When did the American Revolution REALLY begin? The 1774 fighting between the British and the Americans in New Hampshire “truly [marked] the first blows of the American Revolution, four months before the battles of Lexington and Concord,” according to historian David Hackett Fischer.
Fort William and Mary, c.1705, in the background with images of Revolutionary reenactors from Mt. Vernon
There are so many inspiring, beautiful stories about the great heroes of American history which are scarcely ever told. One happens on them accidentally—buried in a thick, out-of-print biography, in small print on a museum sign, casually and fleetingly mentioned in an obscure educational video. America cannot return to greatness in the future if we do not truly understand the greatness of our past. That is why I am writing an article series to tell a few of these little-known but moving or illustrative “untold stories” of American greatness. Previous articles in this series have included how one Marine stood against thousands of Japanese at Guadalcanal; the American Revolution and Washington Irving’s Headless Horseman of Sleepy Hollow; U.S. heroes from the Vietnam War; how Jesse Owens smashed Hitler’s racist Olympics expectations; and Fr. Capodanno, the “Grunt Padre” and Marine hero.

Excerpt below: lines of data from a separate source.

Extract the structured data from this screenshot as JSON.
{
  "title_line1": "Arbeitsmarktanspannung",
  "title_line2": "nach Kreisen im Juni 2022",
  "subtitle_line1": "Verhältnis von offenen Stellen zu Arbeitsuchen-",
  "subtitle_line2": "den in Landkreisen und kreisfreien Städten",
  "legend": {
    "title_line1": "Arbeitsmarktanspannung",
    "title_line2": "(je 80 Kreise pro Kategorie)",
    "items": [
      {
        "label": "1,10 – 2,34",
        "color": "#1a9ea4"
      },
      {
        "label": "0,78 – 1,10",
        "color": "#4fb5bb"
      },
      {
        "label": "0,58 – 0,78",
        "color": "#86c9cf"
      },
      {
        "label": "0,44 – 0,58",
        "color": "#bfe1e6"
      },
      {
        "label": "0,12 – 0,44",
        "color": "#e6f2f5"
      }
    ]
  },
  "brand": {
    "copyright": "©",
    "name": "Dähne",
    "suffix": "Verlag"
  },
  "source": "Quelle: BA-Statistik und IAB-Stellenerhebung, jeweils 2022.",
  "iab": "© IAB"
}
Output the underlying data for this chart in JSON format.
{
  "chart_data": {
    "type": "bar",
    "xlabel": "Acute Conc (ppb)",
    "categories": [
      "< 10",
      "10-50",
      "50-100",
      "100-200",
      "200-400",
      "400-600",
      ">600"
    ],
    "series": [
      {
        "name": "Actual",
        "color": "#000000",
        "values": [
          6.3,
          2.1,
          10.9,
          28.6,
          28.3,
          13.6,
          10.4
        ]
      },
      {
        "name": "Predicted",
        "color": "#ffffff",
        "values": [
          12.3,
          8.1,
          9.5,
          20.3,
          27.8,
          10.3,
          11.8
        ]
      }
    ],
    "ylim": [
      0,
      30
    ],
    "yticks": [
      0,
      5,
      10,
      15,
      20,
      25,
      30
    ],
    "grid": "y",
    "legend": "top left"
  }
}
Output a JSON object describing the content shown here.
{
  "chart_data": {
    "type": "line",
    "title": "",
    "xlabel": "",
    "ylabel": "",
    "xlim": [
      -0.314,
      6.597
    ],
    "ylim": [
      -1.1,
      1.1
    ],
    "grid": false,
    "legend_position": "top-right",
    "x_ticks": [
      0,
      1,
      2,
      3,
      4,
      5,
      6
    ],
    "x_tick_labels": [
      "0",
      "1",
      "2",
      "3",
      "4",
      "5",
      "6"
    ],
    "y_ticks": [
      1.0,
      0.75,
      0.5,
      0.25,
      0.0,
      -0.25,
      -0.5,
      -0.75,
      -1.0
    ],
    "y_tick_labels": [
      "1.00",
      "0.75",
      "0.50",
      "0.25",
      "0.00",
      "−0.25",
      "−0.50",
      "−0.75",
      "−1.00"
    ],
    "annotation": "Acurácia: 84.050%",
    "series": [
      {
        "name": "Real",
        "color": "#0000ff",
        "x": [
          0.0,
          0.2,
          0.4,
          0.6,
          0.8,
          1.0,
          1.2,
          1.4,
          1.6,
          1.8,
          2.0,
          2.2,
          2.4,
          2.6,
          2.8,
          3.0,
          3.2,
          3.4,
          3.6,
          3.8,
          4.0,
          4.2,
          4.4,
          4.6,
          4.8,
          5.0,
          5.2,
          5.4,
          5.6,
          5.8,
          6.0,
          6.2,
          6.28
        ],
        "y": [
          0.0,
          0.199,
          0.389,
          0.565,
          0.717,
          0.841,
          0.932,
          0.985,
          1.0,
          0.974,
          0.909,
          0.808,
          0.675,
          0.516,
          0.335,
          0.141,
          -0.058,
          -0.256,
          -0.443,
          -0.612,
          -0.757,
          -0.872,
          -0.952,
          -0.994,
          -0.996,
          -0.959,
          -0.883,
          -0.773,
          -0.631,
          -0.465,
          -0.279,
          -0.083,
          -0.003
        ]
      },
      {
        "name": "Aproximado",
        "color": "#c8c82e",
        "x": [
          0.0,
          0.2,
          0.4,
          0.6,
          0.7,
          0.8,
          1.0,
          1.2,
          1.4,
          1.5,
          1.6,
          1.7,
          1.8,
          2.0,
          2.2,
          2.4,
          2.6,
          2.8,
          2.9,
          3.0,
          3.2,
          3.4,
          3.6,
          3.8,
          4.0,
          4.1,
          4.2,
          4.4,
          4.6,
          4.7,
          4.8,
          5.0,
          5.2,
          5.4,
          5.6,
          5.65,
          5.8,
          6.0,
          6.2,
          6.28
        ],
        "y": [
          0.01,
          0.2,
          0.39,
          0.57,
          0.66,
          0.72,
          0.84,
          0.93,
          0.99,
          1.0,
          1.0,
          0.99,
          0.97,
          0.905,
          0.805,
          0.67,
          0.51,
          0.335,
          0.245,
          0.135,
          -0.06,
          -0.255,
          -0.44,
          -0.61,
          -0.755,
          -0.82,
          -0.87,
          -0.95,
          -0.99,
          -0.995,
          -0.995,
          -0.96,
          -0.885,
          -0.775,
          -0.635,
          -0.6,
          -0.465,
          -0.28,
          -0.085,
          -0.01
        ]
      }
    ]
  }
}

Listen, my children, and you shall hear of the midday ride of Paul Revere…to New Hampshire. Yes, the Boston silversmith who immortalized himself by warning the American colonists in Lexington and Concord in 1775 that the British were coming had previously taken a likewise important but nearly forgotten gallop in 1774 to warn Patriots to grab their weapons and face down the British. And since today is the anniversary of the Patriots’ subsequent successful attack on a British-held fort, let us remember their bravery as we do that of the men who fired the shots heard ’round the world.
Today’s story is about the New Hampshire militia who attacked and captured Fort William and Mary months before the battle that is often cited now as the start of the Revolution.
On December 13, 1774, Paul Revere rode hard and long some 60 miles from his home in Boston, Massachusetts, to Portsmouth, New Hampshire. The colonists had been increasingly angered for years by taxes they did not vote for, soldiers they did not wish to board, and violations of rights by the British government. When King George III and his ministers imposed a ban in 1774 on exporting arms and ammunitions to the North American colonies (gun control is always a tool of tyrants), and those stashes already in the colonies were ordered secured, that heated up the tensions even more. The British troops even conducted warrantless searches for arms and ammunition.
Boston Patriots got wind of the fact that British vessels—and possibly more than one regiment of British regulars—were headed to Fort William and Mary to get a hold of the stores of arms and ammunitions there before the rebellious colonists did. Paul Revere, in spite of having a new son only six days’ old and facing a ride on roads that were half-frozen and half-slushy from unsavory winter weather, agreed to take the warning from Boston to the Portsmouth Committee of Correspondence. He set off on December 13. Tara Ross explains what happened next:
By the end of the day, he was in New Hampshire, reporting his news to the Portsmouth Committee of Correspondence. A fife and drum paraded through the town early on December 14, calling the militia to action. By mid-day, 400 militia had gathered, prepared to attack Fort William and Mary before the British Regulars arrived.
That garrison was guarded by only 6 men. Unsurprisingly then, it fell quickly, and the colonists carried away about 100 barrels of gunpowder. “The logistics of overtaking a woefully undermanned fort were not daunting,” historian Christopher Klein says of the attack, “but the sheer brazenness of the mission, and its dire consequences, should have given the men some pause. . . . storming the fort ‘was the highest act of treason and rebellion they could possibly commit.’”
But it seems they had not yet had enough.
Word had been spreading around the New Hampshire countryside. By the morning of December 15, more than 1,000 colonists were gathered, prepared to assault the fort—again. This time, they secured the fort’s muskets and some of the cannon.
British reinforcements did eventually arrive, but too late to secure the valuable weapons stores. Governor Wentworth seized on Paul Revere as his scapegoat, furiously writing that before the Boston Patriot arrived with his warning, “all was perfectly quiet and peaceable here.”
The fire of Revolution was already smoldering and would soon burst into roaring flames.